El Secretario General de las Naciones Unidas elogió este lunes el importante apoyo financiero internacional prometido al pueblo de Afganistán tras una reunión en Ginebra, que casi duplicó el llamamiento urgente de 606 millones de dólares para socorrer a la población necesitada en el país.

“Hoy hemos escuchado promesas por más de mil millones de dólares, lo que representa un impulso cualitativo al compromiso financiero de la comunidad internacional con el pueblo afgano”, dijo António Guterres.

El coordinador humanitario de la ONU, Martin Griffiths, confirmó en sus comentarios de clausura de la reunión que se prometieron más de 1200 millones de dólares en ayuda humanitaria y para el desarrollo, sumando la solicitud original y la respuesta regional.

Un “salvavidas” para los afganos

“El financiamiento será un salvavidas para los afganos que carecen de servicios básicos, para los niños que enfrentan el riesgo de desnutrición aguda, para las muchas mujeres y niñas que podrían perder su acceso a los servicios de salud reproductiva, y mucho más ”, afirmó el coordinador de Ayuda de Emergencia y jefe de la Oficina de Asuntos Humanitarios de la ONU (OCHA).

Por su parte, en un encuentro con la prensa en el marco de la reunión ministerial de alto nivel, el Secretario General señaló que la participación de casi cien Estados miembros, además de más de 30 organizaciones regionales e internacionales, demuestra que la crisis en Afganistán es un tema crucial para la comunidad mundial.

Punto de partida
Guterres reiteró la importancia de garantizar que la asistencia no se produzca a expensas de los logros obtenidos con tanto esfuerzo para las mujeres y las minorías en Afganistán durante los últimos 20 años.

“Por supuesto, estamos muy preocupados por asegurarnos de que la asistencia humanitaria sea un punto de partida para un compromiso efectivo con los talibanes en todos los demás aspectos de preocupación de la comunidad internacional”, apuntó al lanzar el llamamiento original de 606 millones de dólares para proporcionar asistencia urgente a once millones de personas durante los próximos cuatro meses.

Si bien las preocupaciones inmediatas se han centrado en la provisión de ayuda de emergencia para evitar una gran crisis humanitaria en el país, Guterres advirtió que dicha asistencia “no resolverá el problema si la economía de Afganistán colapsa.

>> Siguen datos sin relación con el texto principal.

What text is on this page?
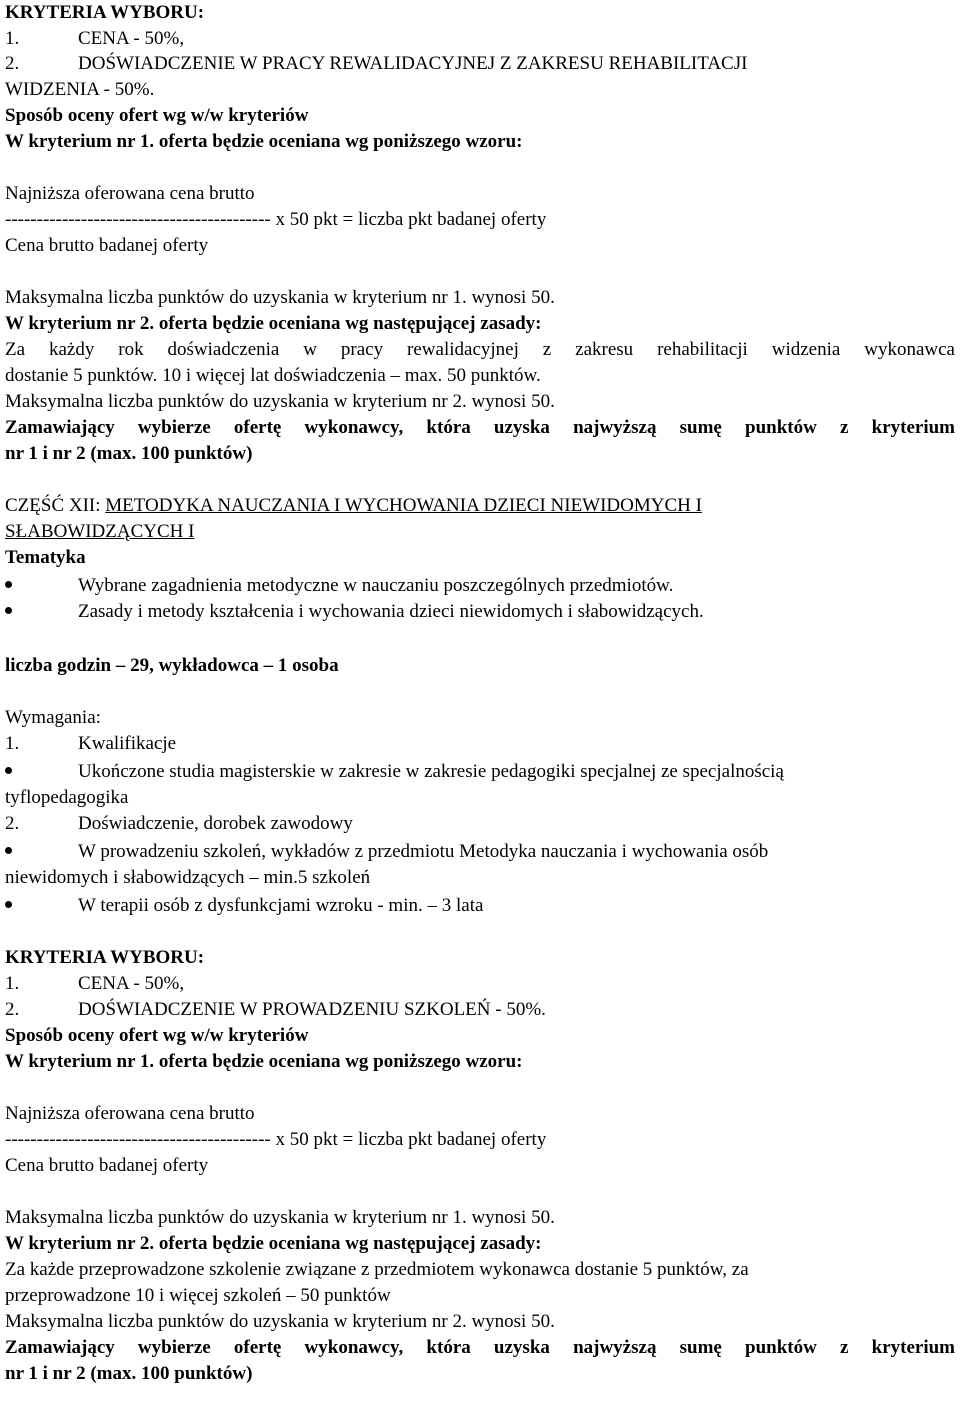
KRYTERIA WYBORU:
1.	CENA - 50%,
2.	DOŚWIADCZENIE W PRACY REWALIDACYJNEJ Z ZAKRESU REHABILITACJI
WIDZENIA - 50%.
Sposób oceny ofert wg w/w kryteriów
W kryterium nr 1. oferta będzie oceniana wg poniższego wzoru:
Najniższa oferowana cena brutto
------------------------------------------ x 50 pkt = liczba pkt badanej oferty
Cena brutto badanej oferty
Maksymalna liczba punktów do uzyskania w kryterium nr 1. wynosi 50.
W kryterium nr 2. oferta będzie oceniana wg następującej zasady:
Za każdy rok doświadczenia w pracy rewalidacyjnej z zakresu rehabilitacji widzenia wykonawca
dostanie 5 punktów. 10 i więcej lat doświadczenia – max. 50 punktów.
Maksymalna liczba punktów do uzyskania w kryterium nr 2. wynosi 50.
Zamawiający wybierze ofertę wykonawcy, która uzyska najwyższą sumę punktów z kryterium
nr 1 i nr 2 (max. 100 punktów)
CZĘŚĆ XII: METODYKA NAUCZANIA I WYCHOWANIA DZIECI NIEWIDOMYCH I
SŁABOWIDZĄCYCH I
Tematyka
Wybrane zagadnienia metodyczne w nauczaniu poszczególnych przedmiotów.
Zasady i metody kształcenia i wychowania dzieci niewidomych i słabowidzących.
liczba godzin – 29, wykładowca – 1 osoba
Wymagania:
1.	Kwalifikacje
Ukończone studia magisterskie w zakresie w zakresie pedagogiki specjalnej ze specjalnością
tyflopedagogika
2.	Doświadczenie, dorobek zawodowy
W prowadzeniu szkoleń, wykładów z przedmiotu Metodyka nauczania i wychowania osób
niewidomych i słabowidzących – min.5 szkoleń
W terapii osób z dysfunkcjami wzroku - min. – 3 lata
KRYTERIA WYBORU:
1.	CENA - 50%,
2.	DOŚWIADCZENIE W PROWADZENIU SZKOLEŃ - 50%.
Sposób oceny ofert wg w/w kryteriów
W kryterium nr 1. oferta będzie oceniana wg poniższego wzoru:
Najniższa oferowana cena brutto
------------------------------------------ x 50 pkt = liczba pkt badanej oferty
Cena brutto badanej oferty
Maksymalna liczba punktów do uzyskania w kryterium nr 1. wynosi 50.
W kryterium nr 2. oferta będzie oceniana wg następującej zasady:
Za każde przeprowadzone szkolenie związane z przedmiotem wykonawca dostanie 5 punktów, za
przeprowadzone 10 i więcej szkoleń – 50 punktów
Maksymalna liczba punktów do uzyskania w kryterium nr 2. wynosi 50.
Zamawiający wybierze ofertę wykonawcy, która uzyska najwyższą sumę punktów z kryterium
nr 1 i nr 2 (max. 100 punktów)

Y sabemos que el riesgo es enorme y que hay una dramática falta de efectivo”.

“Actitud de apoyo” de los talibanes

Cuando se le preguntó por la naturaleza de las garantías relacionadas con la asistencia de ayuda que los talibanes entregaron en una carta a la ONU el fin de semana pasado, el Secretario General explicó que hay dos documentos.

“Uno garantiza todo el trabajo humanitario de la ONU y el respeto pleno de los talibanes a esa labor; y el otro dice que son capaces de brindar seguridad e incluso escoltas cuando haya situaciones que lo justifiquen”, precisó y agregó que eso permite ver “no sólo hay actitud de aceptación, sino también apoyo”.

Subrayó que el comunicado de los talibanes también llamó al respaldo internacional para el desarrollo, para combatir el tráfico de drogas y para la seguridad.

“Hay un claro interés de los talibanes de comprometerse con el mundo y creo que esto es lo que le da cierta influencia a la comunidad internacional”, puntualizó.

Primer vuelo de ayuda

Mientras tanto, el primer vuelo del Servicio Aéreo Humanitario de la ONU (UNHAS) a Kabul desde la toma de poder de los talibanes hace un mes fue calificado como un “hito”.

El Programa Mundial de Alimentos (PMA), la agencia que administra el Servicio Aéreo, informó que el vuelo despegó de Islamabad, Pakistán, el domingo y aseveró que fue un éxito.

El PMA adelantó que el plan es tener vuelos a Afganistán desde Islamabad cinco días a la semana, de domingo a jueves.

Los aviones volarán a Kabul y luego partirán hacia las ciudades de Kandahar, Mazar-i-Sharif y Herat, y regresarán a Islamabad nuevamente vía Kabul

El Servicio Aéreo reanudó sus vuelos a Afganistán el 29 de agosto, uniendo Islamabad con Mazar-i-Sharif, Kandahar y Herat.

El Programa Mundial de Alimentos, que operó los vuelos en nombre de la ONU, enfatizó la importancia de incorporación de Kabul a su ruta.